Notes on Snowflake’s new paper: Building an Elastic Query Engine on Disaggregated Storage

5 min readJan 3, 2021

This is snowflake’s new paper published to NSDI’ 20, here’s the link: https://www.usenix.org/conference/nsdi20/presentation/vuppalapati

Highlights from my PoV

Resource (Storage, memory, compute) disaggregation is the main theme in recent computer architecture development. By disaggregation compute, storage, and memory, we can achieve individually scale compute and storage without overprovisioning.

Recent features adopted by cloud vendors and warehouse-scale-computing such as fast network makes part of disaggregated storage possible. Snowflake leverages reliable and cheap (but not fast) persistent remote storage (S3), and built a fast local ephemeral storage to cache local and intermediate data to achieve performance goals.

I’m also interested in several topics related to multi-tenancy discussed in this paper: Snowflake heavily leverages per-warmed hosts to achieve low latency of add new / scale-up virtual warehouses. However, because cloud vendors moved from per-hour billing model to per-second billing model, the pre-warmed node pool becoming less attractive from the economic point of view (surprise, surprise!).

Leveraging serverless platforms (such as AWS Lambda, Fargate, etc.) is a possible solution, but the current serverless platforms lack isolation for performance and security blocks adoption of serverless platforms. This paper is even considered to build on themselves!

Also, this paper highlights another pressing demand for resource disaggregation: Local-SSD and Main Memory

Even though the progress of the fast network makes network-attached storage possible (such as AWS EBS). But high latency still a problem and bandwidth/latency is a problem to access a remote memory (even with expensive InfiniBand).

Without disaggregation of Local-SSDs and Main Memory from computing resource (CPUs). We will always overprovision DRAMs and local SSDs to pair up with local compute resources.

Overall, I like a lot about this paper, this is one of the best papers I read in 2020. A lot of metrics about queries, read/write patterns in the paper are interesting to read.

(Following is notes on each chapter of the paper; TL; DR)

1. Introduction

Problems of existing solution

Shared-nothing architecture usually provisions resources more than need.
When adding nodes, reshuffle data cost is high.

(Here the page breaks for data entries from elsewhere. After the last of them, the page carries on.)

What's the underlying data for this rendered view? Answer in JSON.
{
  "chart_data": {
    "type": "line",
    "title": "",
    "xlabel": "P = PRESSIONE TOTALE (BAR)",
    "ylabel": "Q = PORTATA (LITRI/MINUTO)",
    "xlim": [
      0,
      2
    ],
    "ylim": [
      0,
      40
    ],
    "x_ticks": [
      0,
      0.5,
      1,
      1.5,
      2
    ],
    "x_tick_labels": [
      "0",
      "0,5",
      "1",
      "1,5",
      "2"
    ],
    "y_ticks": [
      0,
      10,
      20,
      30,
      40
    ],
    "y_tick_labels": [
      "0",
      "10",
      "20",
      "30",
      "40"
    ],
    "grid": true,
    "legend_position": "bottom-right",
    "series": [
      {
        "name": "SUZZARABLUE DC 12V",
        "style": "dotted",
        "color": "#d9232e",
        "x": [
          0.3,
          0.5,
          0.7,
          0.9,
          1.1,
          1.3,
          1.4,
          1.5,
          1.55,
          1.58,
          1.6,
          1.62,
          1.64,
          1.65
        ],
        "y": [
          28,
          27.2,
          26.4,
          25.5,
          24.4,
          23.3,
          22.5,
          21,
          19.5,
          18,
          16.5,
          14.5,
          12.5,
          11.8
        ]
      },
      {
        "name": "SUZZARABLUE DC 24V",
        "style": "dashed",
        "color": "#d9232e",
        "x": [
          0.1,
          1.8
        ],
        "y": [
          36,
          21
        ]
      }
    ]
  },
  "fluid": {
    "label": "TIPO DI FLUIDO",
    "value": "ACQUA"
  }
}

For many of Snowflake’s queries, it is hard to decide hardware usage, lots of queries are not from controllable data sources (such as web service logs).

2. Design

The design concept of Snow

Use local ephemeral storage uses local SSDs + Memory to cache intermediate data to meet latency requirement. And existing cloud blob storage provided unnecessary semantics than needed.
Intermediate data is multiple orders of magnitude across queries.
Elastic local ephemeral storage co-located with compute nodes.

Other notes:

Uses prewarmed EC2 instances across tenants.

4. Storage Architecture

The ephemeral storage system uses mem and local SSDs.
Spill extra intermediate data to S3 instead of other compute node: It doesn’t need to track which compute node holds such data, and avoid handling OOM, Out of Disk errors.
Future direction: For performance-critical queries, we don’t want intermediate data spills to S3 at all.
But it is very hard to match compute and local storage because it is not predictable and intermediate data varies a lot. So decouple compute and ephemeral storage is a possible future direction.

Local Ephemeral Storage system acts like a write-through cache, it leverages memory, local SSD, and S3 to handle caches. So it can cache input files and intermediate files at the same time.

Consistent hash is not sufficient because it requires re-shuffle data, SNOW implements lazy consistent hashing. (See next)

6. Resource Elasticity

Lazy consistent hashing

When a new node added, there’s no local cache, when work stealing (opportunistic execution) happens, a new file will be cached by the new node, so future work will be automatically moved to the new node. during the process, no reshuffle needed.

Future directions:

Infra-query elasticity is preferred, existing SNOW can rescale when a new query executed.
There’s a per-second billing mechanism that SNOW wants to use, so existing serverless platforms (AWS Lambda, etc.) are attractive. But there’s no good isolation (for security and performance), see this paper (https://www.usenix.org/conference/atc18/presentation/wang-liang). And for SNOW’s use case, it requires solving remote ephemeral storage access and multi-tenant resource sharing.

Multi-tenancy

There’re two problems which SNOW is facing:

SNOW previously uses the per-hour billing model of EC2, but now since cloud providers moved to per-second billing. The pre-warm model becoming costly to meet the customer’s SLA demand.

2. Individual Virtual Warehouse’s utilization is low, so co-locate multiple warehouses to the same VM instance to allow spare memory/CPU can be used by other VMs makes sense.

SNOW is thinking in an aggressive direction to put different tenants to the same set of VMs. But doing so has the following challenges:

How to design a shared ephemeral storage system using both memory and SSDs to support fine-grained elasticity w/o sacrificing isolation across tenants.
When adding a new node to the cluster, invalidate the cache (using the lazy consistent hashing) could impact the performance of all the tenants, which is not ideal.